The work of revitalizing the mosques is gradually being extended to their surrounding neighbourhoods to include all residential accommodation situated in the shadow of the minarets. How wonderfully symbolic it is that the outcome of efforts to restore the mosques should be to improve the quality of life of the people whose lives follow the same rhythm as theirs!
The restoration of the Great Mosque of Mopti is the fruit of close collaboration between the Ministry of Culture and the National Cultural Heritage Department (DNPC), the regional and local authorities, the Mosque Committee and the Aga Khan Trust for Culture, and of the dedication of numerous professionals and craftspeople from architects and conservation experts to stone masons, brick-makers, plasterers, metal workers, potters and electricians.
This project has made it possible to combine modern heritage conservation techniques with the processes and materials traditionally employed in the construction of earth buildings.

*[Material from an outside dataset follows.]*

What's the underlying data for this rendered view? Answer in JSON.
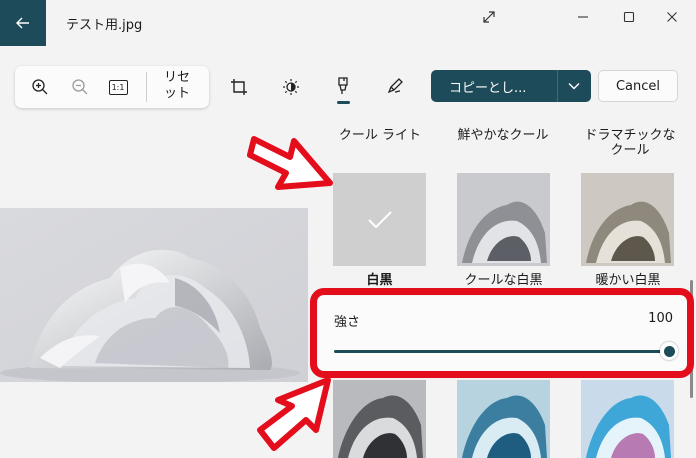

The participation in the project of the few stone masons who still practise banco pourri has meant that more than 30 young people have been trained in this traditional technique, thus ensuring that is handed down to the next generation.
This is especially relevant in Mali where there is a danger that traditional artisans will gradually disappear, taking with them the skills and knowledge accumulated by previous generations of builders. Hence, restoring this important monument has provided the opportunity to perpetuate a tradition and also to ensure the future conservation of built heritage with appropriate techniques, competently applied.